Largo "Maestro Felinto Lúcio Dantas" é inaugurado em Acari



A Associação Cultural Maestro Felinto Lúcio Dantas e a Prefeitura Municipal de Acari, numa cerimônia bastante emocionante, inauguraram neste domingo (10) um monumento que homenageia o inesquecível Maestro Felinto Lúcio Dantas. Familiares do homenageado, acarienses e visitantes participaram do evento que aconteceu em frente a sede da banda filarmônica após a celebração da novena. 



A homenagem foi proposta pelo filho de Felinto, José Lúcio Dantas, e tornada possível através da Lei Municipal nº 1007, de 28 de julho de 2014, a qual tem como propositora a Vereadora Marineide Alves. 


O prefeito Isaias Cabral, ao tomar conhecimento da proposta sugeriu reformar o canteiro central, em frente a sede da banda, para que a estátua ficasse bem acomodada.
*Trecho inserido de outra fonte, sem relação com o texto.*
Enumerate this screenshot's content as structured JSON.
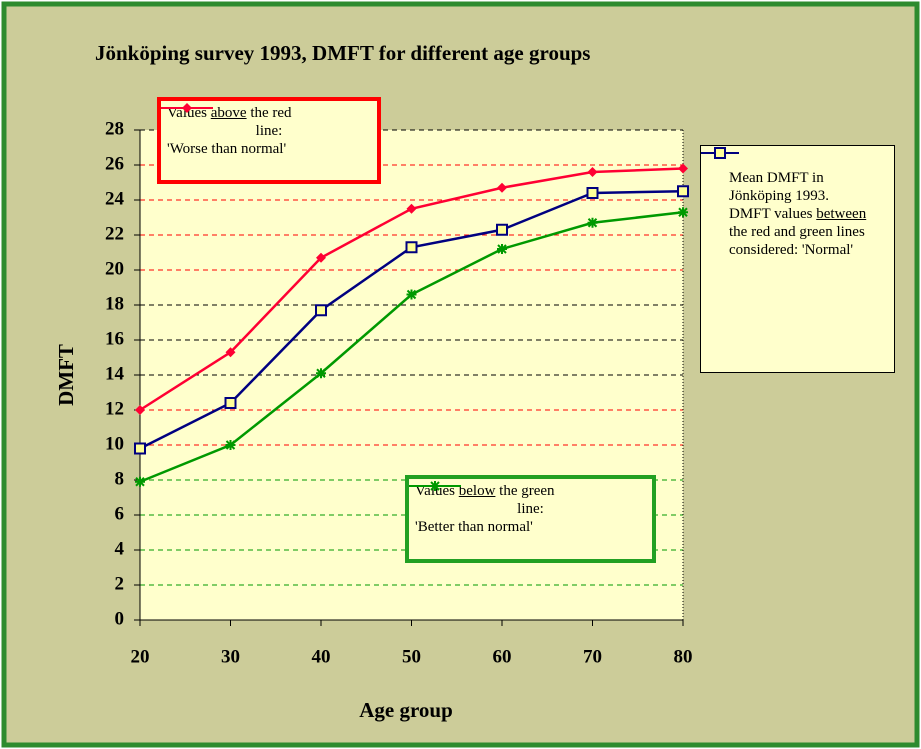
{
  "chart_data": {
    "type": "line",
    "title": "Jönköping survey 1993, DMFT for different age groups",
    "xlabel": "Age group",
    "ylabel": "DMFT",
    "x": [
      20,
      30,
      40,
      50,
      60,
      70,
      80
    ],
    "xlim": [
      20,
      80
    ],
    "xticks": [
      20,
      30,
      40,
      50,
      60,
      70,
      80
    ],
    "ylim": [
      0,
      28
    ],
    "yticks": [
      0,
      2,
      4,
      6,
      8,
      10,
      12,
      14,
      16,
      18,
      20,
      22,
      24,
      26,
      28
    ],
    "grid": true,
    "grid_colors": [
      "#000000",
      "#009900",
      "#009900",
      "#009900",
      "#009900",
      "#ff0000",
      "#ff0000",
      "#000000",
      "#000000",
      "#000000",
      "#ff0000",
      "#ff0000",
      "#ff0000",
      "#ff0000",
      "#000000"
    ],
    "series": [
      {
        "color": "#ff0033",
        "marker": "diamond",
        "values": [
          12,
          15.3,
          20.7,
          23.5,
          24.7,
          25.6,
          25.8
        ],
        "note": [
          "Values ",
          "above",
          " the red",
          "line:",
          "'Worse than normal'"
        ]
      },
      {
        "color": "#000080",
        "marker": "square",
        "values": [
          9.8,
          12.4,
          17.7,
          21.3,
          22.3,
          24.4,
          24.5
        ],
        "note": [
          "Mean DMFT in Jönköping 1993.",
          "DMFT values ",
          "between",
          " the red and green lines considered: 'Normal'"
        ]
      },
      {
        "color": "#009900",
        "marker": "star",
        "values": [
          7.9,
          10,
          14.1,
          18.6,
          21.2,
          22.7,
          23.3
        ],
        "note": [
          "Values ",
          "below",
          " the green",
          "line:",
          "'Better than normal'"
        ]
      }
    ]
  }
}
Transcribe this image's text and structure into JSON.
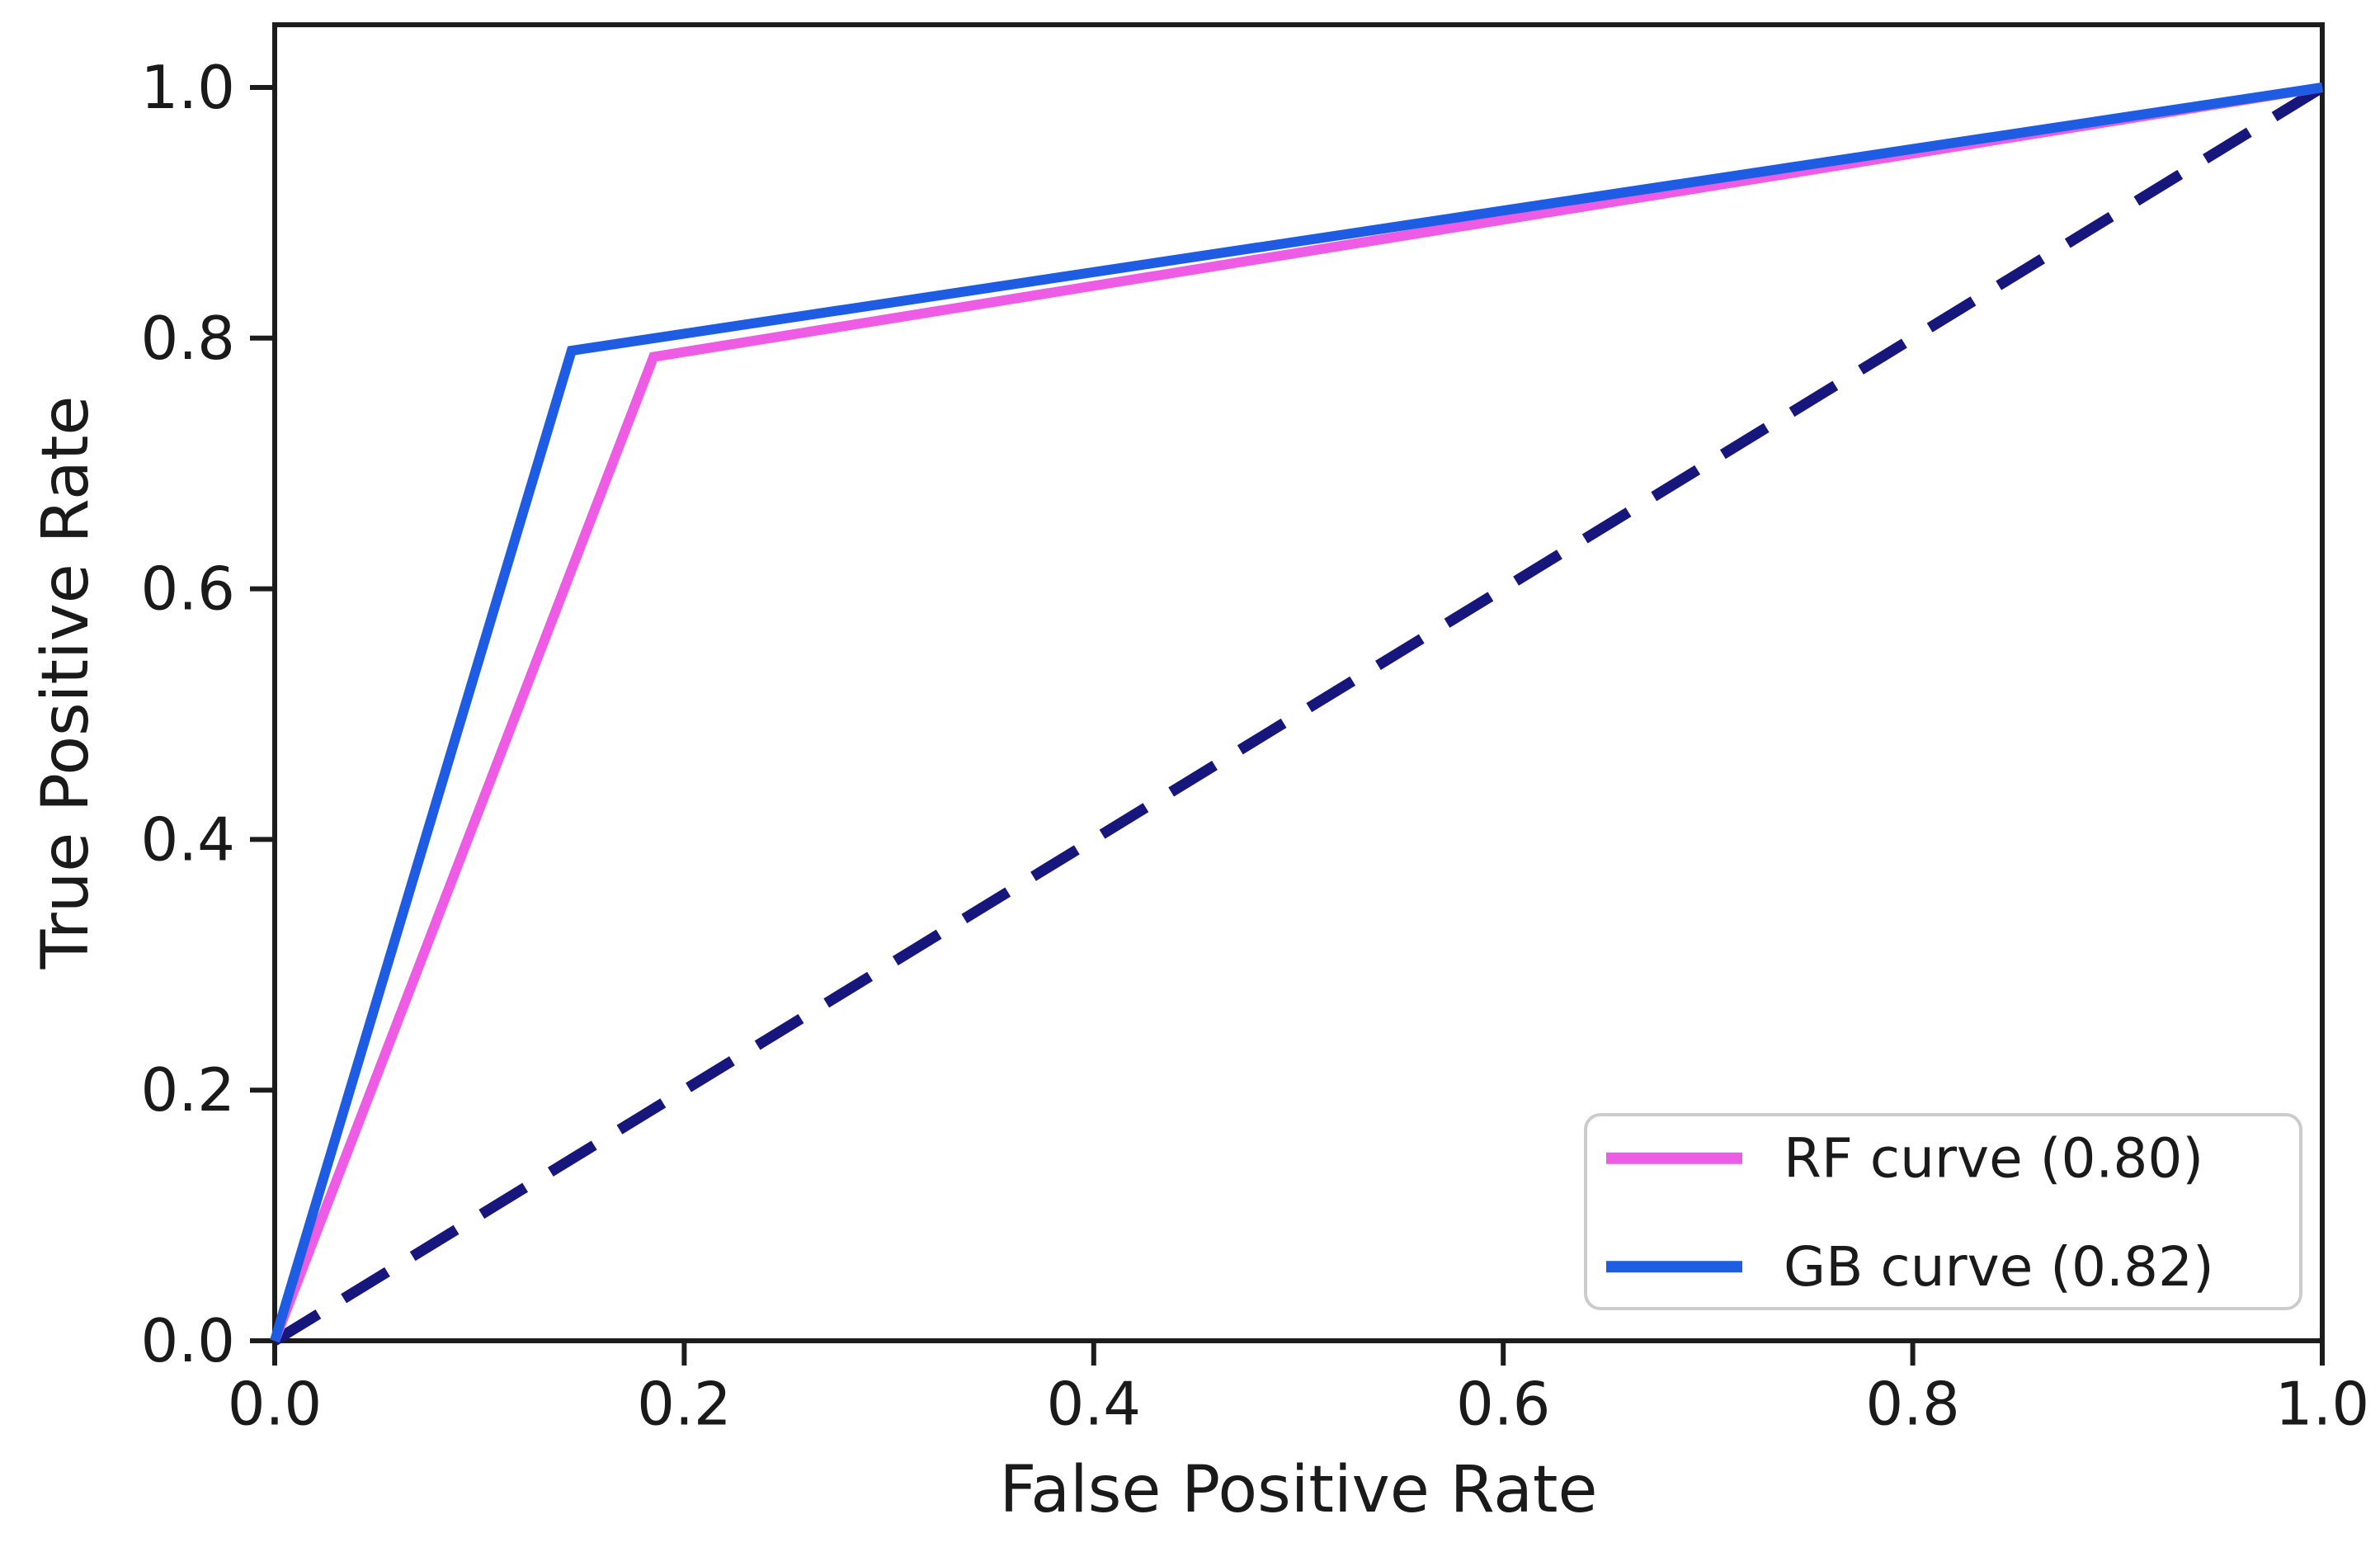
{
  "chart_data": {
    "type": "line",
    "title": "",
    "xlabel": "False Positive Rate",
    "ylabel": "True Positive Rate",
    "xlim": [
      0.0,
      1.0
    ],
    "ylim": [
      0.0,
      1.05
    ],
    "grid": false,
    "legend_position": "lower right",
    "x_tick_values": [
      0.0,
      0.2,
      0.4,
      0.6,
      0.8,
      1.0
    ],
    "x_tick_labels": [
      "0.0",
      "0.2",
      "0.4",
      "0.6",
      "0.8",
      "1.0"
    ],
    "y_tick_values": [
      0.0,
      0.2,
      0.4,
      0.6,
      0.8,
      1.0
    ],
    "y_tick_labels": [
      "0.0",
      "0.2",
      "0.4",
      "0.6",
      "0.8",
      "1.0"
    ],
    "series": [
      {
        "key": "chance",
        "name": "chance line",
        "color": "#16167d",
        "style": "dashed",
        "in_legend": false,
        "points": [
          [
            0.0,
            0.0
          ],
          [
            1.0,
            1.0
          ]
        ]
      },
      {
        "key": "rf",
        "name": "RF curve (0.80)",
        "auc": 0.8,
        "color": "#ee5be4",
        "style": "solid",
        "in_legend": true,
        "points": [
          [
            0.0,
            0.0
          ],
          [
            0.185,
            0.785
          ],
          [
            1.0,
            1.0
          ]
        ]
      },
      {
        "key": "gb",
        "name": "GB curve (0.82)",
        "auc": 0.82,
        "color": "#1e5ce4",
        "style": "solid",
        "in_legend": true,
        "points": [
          [
            0.0,
            0.0
          ],
          [
            0.145,
            0.79
          ],
          [
            1.0,
            1.0
          ]
        ]
      }
    ]
  }
}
O prefeito é um parceiro de longas datas da Associação Cultural Maestro Felinto Lúcio Dantas, a pouco tempo atrás conseguiu um verba de R$ 50 mil, direcionada a compra de novos instrumentos para a mesma, a prefeitura mantém um convênio junto a instituição, para garantir os ótimos serviços que a banda presta a comunidade acariense.
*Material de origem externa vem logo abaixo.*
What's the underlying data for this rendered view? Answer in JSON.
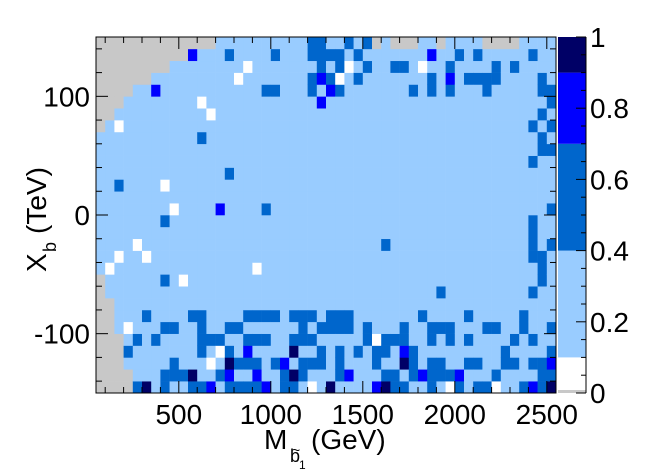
{
  "chart_data": {
    "type": "heatmap",
    "title": "",
    "xlabel": "M",
    "xlabel_sub": "b",
    "xlabel_sub_mark": "~",
    "xlabel_sub2": "1",
    "xlabel_unit": "(GeV)",
    "ylabel": "X",
    "ylabel_sub": "b",
    "ylabel_unit": "(TeV)",
    "xlim": [
      50,
      2550
    ],
    "ylim": [
      -150,
      150
    ],
    "xticks": [
      500,
      1000,
      1500,
      2000,
      2500
    ],
    "xtick_labels": [
      "500",
      "1000",
      "1500",
      "2000",
      "2500"
    ],
    "yticks": [
      -100,
      0,
      100
    ],
    "ytick_labels": [
      "-100",
      "0",
      "100"
    ],
    "color_scale": {
      "min": 0,
      "max": 1,
      "ticks": [
        "0",
        "0.2",
        "0.4",
        "0.6",
        "0.8",
        "1"
      ],
      "bands": [
        {
          "from": 0.0,
          "to": 0.1,
          "color": "#ffffff"
        },
        {
          "from": 0.1,
          "to": 0.4,
          "color": "#99ccff"
        },
        {
          "from": 0.4,
          "to": 0.7,
          "color": "#0066cc"
        },
        {
          "from": 0.7,
          "to": 0.9,
          "color": "#0000ff"
        },
        {
          "from": 0.9,
          "to": 1.0,
          "color": "#000066"
        }
      ],
      "empty_color": "#c8c8c8"
    },
    "grid": {
      "x_bins": 50,
      "y_bins": 30,
      "x_range": [
        50,
        2550
      ],
      "y_range": [
        -150,
        150
      ],
      "background_value": 0.25,
      "excluded_upper_left": [
        [
          50,
          65
        ],
        [
          100,
          75
        ],
        [
          150,
          90
        ],
        [
          200,
          95
        ],
        [
          300,
          110
        ],
        [
          400,
          120
        ],
        [
          500,
          130
        ],
        [
          600,
          140
        ],
        [
          800,
          150
        ]
      ],
      "excluded_lower_left": [
        [
          50,
          -45
        ],
        [
          100,
          -55
        ],
        [
          150,
          -80
        ],
        [
          200,
          -110
        ],
        [
          250,
          -140
        ]
      ],
      "excluded_top_right": [
        [
          1500,
          150
        ],
        [
          2000,
          150
        ],
        [
          2550,
          150
        ]
      ],
      "cells_dark": [
        [
          325,
          -145
        ],
        [
          1625,
          -145
        ],
        [
          2525,
          -145
        ],
        [
          1325,
          -145
        ],
        [
          1125,
          -115
        ],
        [
          575,
          -135
        ],
        [
          1125,
          -135
        ],
        [
          775,
          -125
        ],
        [
          1725,
          -125
        ]
      ],
      "cells_blue": [
        [
          725,
          5
        ],
        [
          925,
          -135
        ],
        [
          1825,
          -135
        ],
        [
          1875,
          135
        ],
        [
          1275,
          95
        ],
        [
          575,
          135
        ],
        [
          1325,
          105
        ],
        [
          1975,
          115
        ],
        [
          1275,
          115
        ],
        [
          375,
          105
        ],
        [
          675,
          -145
        ],
        [
          775,
          -135
        ],
        [
          875,
          -115
        ],
        [
          975,
          -145
        ],
        [
          1075,
          -125
        ],
        [
          1425,
          -135
        ],
        [
          1575,
          -145
        ],
        [
          1725,
          -115
        ],
        [
          2025,
          -135
        ],
        [
          2425,
          -145
        ],
        [
          2525,
          -125
        ]
      ],
      "cells_white": [
        [
          125,
          -45
        ],
        [
          175,
          -35
        ],
        [
          325,
          -35
        ],
        [
          525,
          -55
        ],
        [
          925,
          -45
        ],
        [
          1225,
          -145
        ],
        [
          1425,
          -135
        ],
        [
          1575,
          -105
        ],
        [
          2025,
          -135
        ],
        [
          1375,
          115
        ],
        [
          1425,
          125
        ],
        [
          1825,
          125
        ],
        [
          2275,
          145
        ],
        [
          875,
          125
        ],
        [
          825,
          115
        ],
        [
          625,
          95
        ],
        [
          675,
          85
        ],
        [
          175,
          75
        ],
        [
          425,
          25
        ],
        [
          475,
          5
        ],
        [
          275,
          -25
        ],
        [
          225,
          -95
        ],
        [
          1975,
          -145
        ],
        [
          2225,
          -145
        ],
        [
          675,
          -125
        ],
        [
          725,
          -115
        ]
      ]
    }
  }
}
A vereadora Marineide Alves enalteceu a cultura do nosso município: "Felinto Lúcio já é imortalizado por suas obras, hoje a sua imagem será imortalizada também." Disse


Adailton (Gata) representando a banda Filarmônica


Flávio Lúcio Dantas (Representando José Lúcio Dantas)


Carlos Guedes (Neto de Felinto Lúcio Dantas)

Um pouco da vida do homenageado

Felinto Lúcio Dantas nasceu na então Carnaúba de Baixo, em 23 de março de 1898. Seus pais, Manoel Lúcio de Macedo e Jesuína de Jesus, se casaram no dia 6 de setembro de 1880 e tinham 6 filhos antes do nascimento de Felinto (outros 4 viriam a nascer depois). Os detalhes da infância de Felinto Lúcio permanecem ignorados, a não ser o fato de que ele começou a fumar aos dez anos de idade. A aprendizagem das letras se deu de uma forma inusitada. Nas areias próximas ao rio, ele aprendeu, com um primo seu, o ‘ABC’ seguido’, pagando, por cada letra ensinada, três pás de terra na abertura dos valados.

Felinto limitou-se a aprender a ler e escrever apenas, reservando para si a responsabilidade pelo crescimento pessoal nas letras. Através da leitura, hábito que cultivou e estimulou nos filhos até o fim da vida.

A aprendizagem da música veio a se consumar logo depois. Felinto teve seu grande estímulo em 1915, quando assistiu os primeiros ensaios de uma valsa de seu primo, Tonheca Dantas, intitulada ‘Royal Cinema’, pela banda de Acari.

O músico e compositor estreante carregou consigo essa modéstia característica até o fim de sua vida, despertando a simpatia em quem o conhecia e causando admiração pela sua humildade sertaneja, principalmente quando se contemplava, ao cabo de uns poucos anos de trabalho, uma obra já invejável em tamanho e qualidade de inspiração.